|Budget Amount *help
¥1,000,000 (Direct Cost : ¥1,000,000)
Fiscal Year 1999 : ¥1,000,000 (Direct Cost : ¥1,000,000)
Nociceptin, a novel neuropeptide, produces various pharmacological effects including hyperalgesia and hypolocomotion. At the cellular level, the nociceptin receptor mediates the inhibition of adenylate cyclase, the activation of potassium channels and inhibition of calcium channels by coupling with guanine-nucleotide-binding proteins. It has been shown using knockout mice that the nociceptin receptor is not required for regulation of nociceptive responses or locomotion activity, but modulates the auditory function. We have found insufficient recovery of hearing ability from the adaptation to sound exposure in the mutant mice.

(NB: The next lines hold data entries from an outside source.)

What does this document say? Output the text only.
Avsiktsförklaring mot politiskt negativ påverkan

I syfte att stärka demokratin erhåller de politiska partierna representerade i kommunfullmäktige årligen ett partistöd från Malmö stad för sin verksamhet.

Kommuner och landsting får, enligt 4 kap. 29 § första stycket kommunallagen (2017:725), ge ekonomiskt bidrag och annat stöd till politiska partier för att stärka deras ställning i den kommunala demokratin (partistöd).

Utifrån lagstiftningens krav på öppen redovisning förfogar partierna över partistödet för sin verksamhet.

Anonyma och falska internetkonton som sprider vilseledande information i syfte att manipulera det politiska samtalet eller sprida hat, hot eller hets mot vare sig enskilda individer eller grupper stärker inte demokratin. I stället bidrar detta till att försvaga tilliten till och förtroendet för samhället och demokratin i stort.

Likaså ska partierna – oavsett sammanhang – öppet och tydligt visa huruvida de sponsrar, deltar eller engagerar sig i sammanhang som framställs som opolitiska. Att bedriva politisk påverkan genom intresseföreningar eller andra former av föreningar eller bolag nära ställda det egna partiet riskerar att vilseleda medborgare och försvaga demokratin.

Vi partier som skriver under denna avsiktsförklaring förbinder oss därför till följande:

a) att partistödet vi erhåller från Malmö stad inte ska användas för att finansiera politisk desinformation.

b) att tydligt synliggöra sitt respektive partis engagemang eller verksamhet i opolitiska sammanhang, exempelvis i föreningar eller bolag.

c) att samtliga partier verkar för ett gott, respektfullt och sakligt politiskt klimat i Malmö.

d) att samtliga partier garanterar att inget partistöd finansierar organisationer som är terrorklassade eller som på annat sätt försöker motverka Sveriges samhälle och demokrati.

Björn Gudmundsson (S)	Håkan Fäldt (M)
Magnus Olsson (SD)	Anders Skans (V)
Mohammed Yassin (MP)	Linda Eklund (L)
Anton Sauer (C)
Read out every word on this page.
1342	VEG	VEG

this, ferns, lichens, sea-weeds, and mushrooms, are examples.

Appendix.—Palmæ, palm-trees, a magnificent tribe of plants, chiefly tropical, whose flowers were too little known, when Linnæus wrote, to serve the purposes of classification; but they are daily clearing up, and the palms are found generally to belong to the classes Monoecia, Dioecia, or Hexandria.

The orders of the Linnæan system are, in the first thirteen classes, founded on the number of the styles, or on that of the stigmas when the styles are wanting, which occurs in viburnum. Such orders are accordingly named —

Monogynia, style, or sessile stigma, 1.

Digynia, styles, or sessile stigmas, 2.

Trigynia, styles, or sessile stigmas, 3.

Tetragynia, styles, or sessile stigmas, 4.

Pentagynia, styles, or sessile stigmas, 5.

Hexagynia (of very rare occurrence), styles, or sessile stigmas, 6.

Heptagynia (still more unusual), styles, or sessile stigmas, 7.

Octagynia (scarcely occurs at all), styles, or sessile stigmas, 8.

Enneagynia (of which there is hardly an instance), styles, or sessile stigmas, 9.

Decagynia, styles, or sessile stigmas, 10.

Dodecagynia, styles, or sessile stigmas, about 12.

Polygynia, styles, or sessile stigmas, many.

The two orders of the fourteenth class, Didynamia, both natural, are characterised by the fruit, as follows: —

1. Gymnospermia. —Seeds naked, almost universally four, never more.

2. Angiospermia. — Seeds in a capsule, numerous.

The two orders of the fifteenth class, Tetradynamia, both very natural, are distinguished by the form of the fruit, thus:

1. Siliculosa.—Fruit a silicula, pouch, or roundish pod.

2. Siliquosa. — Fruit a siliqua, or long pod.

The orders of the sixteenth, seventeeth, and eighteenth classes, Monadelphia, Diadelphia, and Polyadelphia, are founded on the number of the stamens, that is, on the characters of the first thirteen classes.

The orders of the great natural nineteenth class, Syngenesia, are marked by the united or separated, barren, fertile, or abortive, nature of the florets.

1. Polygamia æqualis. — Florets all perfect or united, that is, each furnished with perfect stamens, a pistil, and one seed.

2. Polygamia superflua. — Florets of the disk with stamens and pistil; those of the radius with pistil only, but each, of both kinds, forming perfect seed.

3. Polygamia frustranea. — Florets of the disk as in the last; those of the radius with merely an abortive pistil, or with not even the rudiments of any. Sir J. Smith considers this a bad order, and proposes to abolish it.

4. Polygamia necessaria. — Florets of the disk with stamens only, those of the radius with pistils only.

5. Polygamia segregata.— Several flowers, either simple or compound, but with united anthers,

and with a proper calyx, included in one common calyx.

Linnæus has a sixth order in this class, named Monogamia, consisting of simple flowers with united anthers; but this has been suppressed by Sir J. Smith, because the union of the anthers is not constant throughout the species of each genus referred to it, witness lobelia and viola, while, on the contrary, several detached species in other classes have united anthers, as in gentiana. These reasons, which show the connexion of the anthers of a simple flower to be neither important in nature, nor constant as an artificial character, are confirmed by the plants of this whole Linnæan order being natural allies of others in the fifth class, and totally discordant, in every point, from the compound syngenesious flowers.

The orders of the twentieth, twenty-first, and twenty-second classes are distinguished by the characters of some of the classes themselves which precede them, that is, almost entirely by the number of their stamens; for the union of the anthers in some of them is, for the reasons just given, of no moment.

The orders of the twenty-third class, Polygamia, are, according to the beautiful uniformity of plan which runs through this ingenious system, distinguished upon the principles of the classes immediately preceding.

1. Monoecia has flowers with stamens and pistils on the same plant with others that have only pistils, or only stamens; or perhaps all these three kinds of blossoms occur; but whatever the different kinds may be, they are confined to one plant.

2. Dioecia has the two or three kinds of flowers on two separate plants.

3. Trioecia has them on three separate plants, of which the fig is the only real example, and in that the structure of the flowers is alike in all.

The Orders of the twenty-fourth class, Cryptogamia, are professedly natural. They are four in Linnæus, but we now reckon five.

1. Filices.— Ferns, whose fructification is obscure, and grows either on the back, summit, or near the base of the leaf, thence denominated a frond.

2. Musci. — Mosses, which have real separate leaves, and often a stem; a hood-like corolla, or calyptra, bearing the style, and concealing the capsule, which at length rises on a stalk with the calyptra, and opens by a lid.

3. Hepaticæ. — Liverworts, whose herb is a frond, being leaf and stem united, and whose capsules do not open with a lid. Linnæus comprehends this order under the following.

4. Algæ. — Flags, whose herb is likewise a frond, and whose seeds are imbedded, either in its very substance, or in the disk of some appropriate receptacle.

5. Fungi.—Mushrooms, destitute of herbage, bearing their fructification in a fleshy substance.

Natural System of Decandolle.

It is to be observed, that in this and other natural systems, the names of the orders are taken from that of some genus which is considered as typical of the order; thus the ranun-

In this study, we showed that mice lacking the nociceptin receptor possess greater learning ability and have better memory than control mice. Histological analysis revealed the expression of both the nociceptin precursor and the nociceptin receptor in the hippocampus, thought to take part in aspects of learning and memory. Moreover, the receptor-deficient mice showed larger long-term potentiation in the hippocampal CA1 region than control mice, without apparent changes in presynaptic or postsynaptic electrophysiological properties. These results show that the loss of the nociceptin receptor results in a gain-of-function mutation in both the memory process and the long-term potentiation mechanism in CA1, perhaps as a result of altered intracellular signal transduction systems in neurons.